For years, Fort Worth residents, new and old, have heard tales of the Panther Island Project and the potential of having a San Antonio-type riverwalk in our own backyard. Unfortunately, it seemed the Trinity River Vision (TRV), a master plan for 88 miles of Trinity River shoreline in Fort Worth, took a backseat to other Tarrant County developments popping up in all directions. But, after years of being stalled by unforeseen circumstances, the project is finally taking off.
“I came up with the concept of TRV while I was mayor,” U.S. Representative Kay Granger says. Surveying the landscape, she recognized Fort Worth had a hidden asset.
“Fort Worth has a river that connects the historic Stockyards, the revitalized downtown and the nationally renowned museum district,” she says. “Unfortunately, because of how the flood control had been constructed in the past, the levees hid the river and broke up access to the three key areas of Fort Worth.”
You see, everything changed after the great flood of 1949, which completely swamped the West Seventh corridor and forced residents to maneuver the streets in fishing boats.
Miles of levees were constructed in the ’60s to guard against the next catastrophic storm. The levees solved one problem: holding the Trinity safely within higher banks.
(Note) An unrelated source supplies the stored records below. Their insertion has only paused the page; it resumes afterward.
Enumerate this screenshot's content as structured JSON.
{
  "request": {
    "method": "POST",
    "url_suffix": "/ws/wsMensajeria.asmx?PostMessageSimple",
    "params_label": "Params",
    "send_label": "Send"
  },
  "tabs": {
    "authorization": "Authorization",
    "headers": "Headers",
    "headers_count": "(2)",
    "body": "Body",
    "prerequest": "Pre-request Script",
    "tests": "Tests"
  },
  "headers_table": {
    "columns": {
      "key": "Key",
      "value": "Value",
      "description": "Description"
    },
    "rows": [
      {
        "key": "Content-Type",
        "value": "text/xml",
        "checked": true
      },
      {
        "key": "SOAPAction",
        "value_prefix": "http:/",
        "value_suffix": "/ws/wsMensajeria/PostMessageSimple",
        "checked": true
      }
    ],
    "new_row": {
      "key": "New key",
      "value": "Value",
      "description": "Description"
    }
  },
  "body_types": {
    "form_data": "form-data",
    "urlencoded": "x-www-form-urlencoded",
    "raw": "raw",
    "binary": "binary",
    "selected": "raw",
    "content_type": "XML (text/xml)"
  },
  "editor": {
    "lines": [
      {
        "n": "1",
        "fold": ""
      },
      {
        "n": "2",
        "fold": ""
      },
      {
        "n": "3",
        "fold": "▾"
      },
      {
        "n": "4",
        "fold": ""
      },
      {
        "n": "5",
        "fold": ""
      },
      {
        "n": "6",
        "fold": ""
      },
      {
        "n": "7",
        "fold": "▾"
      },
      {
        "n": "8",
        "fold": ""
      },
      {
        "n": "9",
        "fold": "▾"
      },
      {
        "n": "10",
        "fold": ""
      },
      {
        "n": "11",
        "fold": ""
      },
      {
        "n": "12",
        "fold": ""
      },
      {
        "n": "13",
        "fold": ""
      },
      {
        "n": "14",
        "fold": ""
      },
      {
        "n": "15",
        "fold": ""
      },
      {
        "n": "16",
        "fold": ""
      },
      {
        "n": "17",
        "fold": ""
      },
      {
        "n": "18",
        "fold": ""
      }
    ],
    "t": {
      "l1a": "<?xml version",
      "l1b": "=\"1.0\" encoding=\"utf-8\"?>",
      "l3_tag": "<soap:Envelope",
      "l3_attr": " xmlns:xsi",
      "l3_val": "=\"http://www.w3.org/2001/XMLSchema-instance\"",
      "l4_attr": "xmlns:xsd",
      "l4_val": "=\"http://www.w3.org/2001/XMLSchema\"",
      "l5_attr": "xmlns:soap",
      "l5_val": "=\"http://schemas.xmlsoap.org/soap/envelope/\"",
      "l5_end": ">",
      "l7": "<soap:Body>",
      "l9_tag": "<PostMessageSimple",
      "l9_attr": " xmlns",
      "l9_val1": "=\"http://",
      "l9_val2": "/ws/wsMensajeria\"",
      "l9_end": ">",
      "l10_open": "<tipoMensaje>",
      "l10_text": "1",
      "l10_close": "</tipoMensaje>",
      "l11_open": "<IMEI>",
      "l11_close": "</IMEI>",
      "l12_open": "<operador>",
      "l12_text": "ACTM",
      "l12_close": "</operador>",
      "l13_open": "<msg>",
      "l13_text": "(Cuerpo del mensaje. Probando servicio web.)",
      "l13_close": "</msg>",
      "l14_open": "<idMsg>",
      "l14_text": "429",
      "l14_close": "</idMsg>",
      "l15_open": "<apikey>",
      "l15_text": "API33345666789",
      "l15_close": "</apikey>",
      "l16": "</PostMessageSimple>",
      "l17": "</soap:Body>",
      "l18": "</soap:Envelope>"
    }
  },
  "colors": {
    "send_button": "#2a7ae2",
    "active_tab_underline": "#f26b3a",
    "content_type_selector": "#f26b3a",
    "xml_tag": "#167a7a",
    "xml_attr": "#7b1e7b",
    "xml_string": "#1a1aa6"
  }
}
But it also isolated residents from one of the city’s best features − the river itself.
Representative Granger was one of ten mayors invited to attend the Mayors’ Institute on City Design. “The premise of this institute was that the future of cities was contingent on planning and design,” she says.
“A very successful example of this type of planning is the San Antonio River Walk. The River Walk was born out of flood control issues,” Kay says. “While addressing these flood control issues, the city was able to transform the whole area.”
The creation of a bypass channel will allow for flood-level water to be diverted and will help restore a more natural view of the Trinity River, resulting in a man-made island – Panther Island.